2. Why choose HDFS to store data
High fault tolerance: data is automatically saved in multiple copies, and automatically recovered after the copy is lost
Suitable for batch processing: mobile computing and data on the fly. The data location is exposed to the computing framework
Suitable for big data processing: GB, TB, set PB level data. The number of files over a million scale. 10K+ node scale.
Streaming file access: write once, read many times. Ensure data consistency.

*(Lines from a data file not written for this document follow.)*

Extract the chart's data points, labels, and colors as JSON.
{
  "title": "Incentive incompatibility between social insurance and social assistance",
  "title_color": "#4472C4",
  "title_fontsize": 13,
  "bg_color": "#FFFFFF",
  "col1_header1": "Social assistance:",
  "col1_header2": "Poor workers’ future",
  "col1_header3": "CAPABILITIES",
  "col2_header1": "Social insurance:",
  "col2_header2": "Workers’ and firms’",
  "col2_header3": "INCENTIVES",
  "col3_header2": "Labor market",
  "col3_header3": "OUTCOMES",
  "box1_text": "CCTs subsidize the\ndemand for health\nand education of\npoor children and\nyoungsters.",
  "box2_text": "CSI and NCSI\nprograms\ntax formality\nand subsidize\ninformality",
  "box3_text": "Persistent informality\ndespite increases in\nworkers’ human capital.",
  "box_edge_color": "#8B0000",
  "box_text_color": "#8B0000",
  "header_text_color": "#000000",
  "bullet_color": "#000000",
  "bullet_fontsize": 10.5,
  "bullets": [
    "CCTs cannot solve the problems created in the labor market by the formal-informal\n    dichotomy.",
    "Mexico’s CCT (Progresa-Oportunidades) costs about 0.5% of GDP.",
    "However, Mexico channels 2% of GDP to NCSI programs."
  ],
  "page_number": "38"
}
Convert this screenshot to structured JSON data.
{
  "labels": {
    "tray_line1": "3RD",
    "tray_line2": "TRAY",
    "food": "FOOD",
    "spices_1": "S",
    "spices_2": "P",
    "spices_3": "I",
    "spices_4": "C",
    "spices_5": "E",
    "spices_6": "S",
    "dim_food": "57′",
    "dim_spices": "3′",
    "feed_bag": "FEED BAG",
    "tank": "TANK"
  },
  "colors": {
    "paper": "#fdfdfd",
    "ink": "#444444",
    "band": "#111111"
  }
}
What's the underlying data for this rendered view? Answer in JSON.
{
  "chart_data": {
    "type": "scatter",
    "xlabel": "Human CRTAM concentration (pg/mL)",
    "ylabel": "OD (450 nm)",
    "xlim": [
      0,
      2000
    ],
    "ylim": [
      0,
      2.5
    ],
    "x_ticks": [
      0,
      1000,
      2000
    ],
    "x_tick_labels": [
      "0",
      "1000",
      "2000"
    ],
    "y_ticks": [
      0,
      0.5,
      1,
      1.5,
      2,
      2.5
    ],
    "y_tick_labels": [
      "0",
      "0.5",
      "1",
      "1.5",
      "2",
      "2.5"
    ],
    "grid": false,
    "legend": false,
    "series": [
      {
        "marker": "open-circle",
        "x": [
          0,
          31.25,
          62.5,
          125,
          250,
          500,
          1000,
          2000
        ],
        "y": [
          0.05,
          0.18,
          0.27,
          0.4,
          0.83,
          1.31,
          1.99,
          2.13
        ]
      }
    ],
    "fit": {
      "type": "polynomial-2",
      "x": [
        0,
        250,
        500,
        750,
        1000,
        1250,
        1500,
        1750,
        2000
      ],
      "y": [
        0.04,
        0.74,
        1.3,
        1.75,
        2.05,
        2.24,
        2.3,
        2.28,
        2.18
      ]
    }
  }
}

Can be built on cheap machines: Improve reliability with multiple copies. Provides fault tolerance and recovery mechanisms.
3. Disadvantages of HDFS
Inability to store small files efficiently: Because the nameNode places the metadata of the file system in memory, the number of files that the file system can hold is determined by the memory size of the NameNode. Generally speaking, each file, folder, and Block It needs to occupy about 150 bytes of space, so if you have 1 million files, each occupying a block, you need at least 300MB of memory. Currently, millions of files are still feasible. At a billion, it's not achievable with current hardware levels. Another problem is that because the number of map tasks is determined by splits, when MR is used to process a large number of small files, too many map tasks will be generated, and the thread management overhead will increase the job time. For example, to process 10000M files, if each split is 1M, then there will be 10000 maptasks, which will have a lot of thread overhead; if each split is 100M, then 100 Maptasks, each maptask will have more things to do, and the thread management overhead will be much reduced.
Do not support multi-user writing and arbitrary modification of files: a file has only one writing thread, multiple threads cannot read and write at the same time, and the writing operation can only be completed at the end of the file, only file appending is supported, and modification is not supported.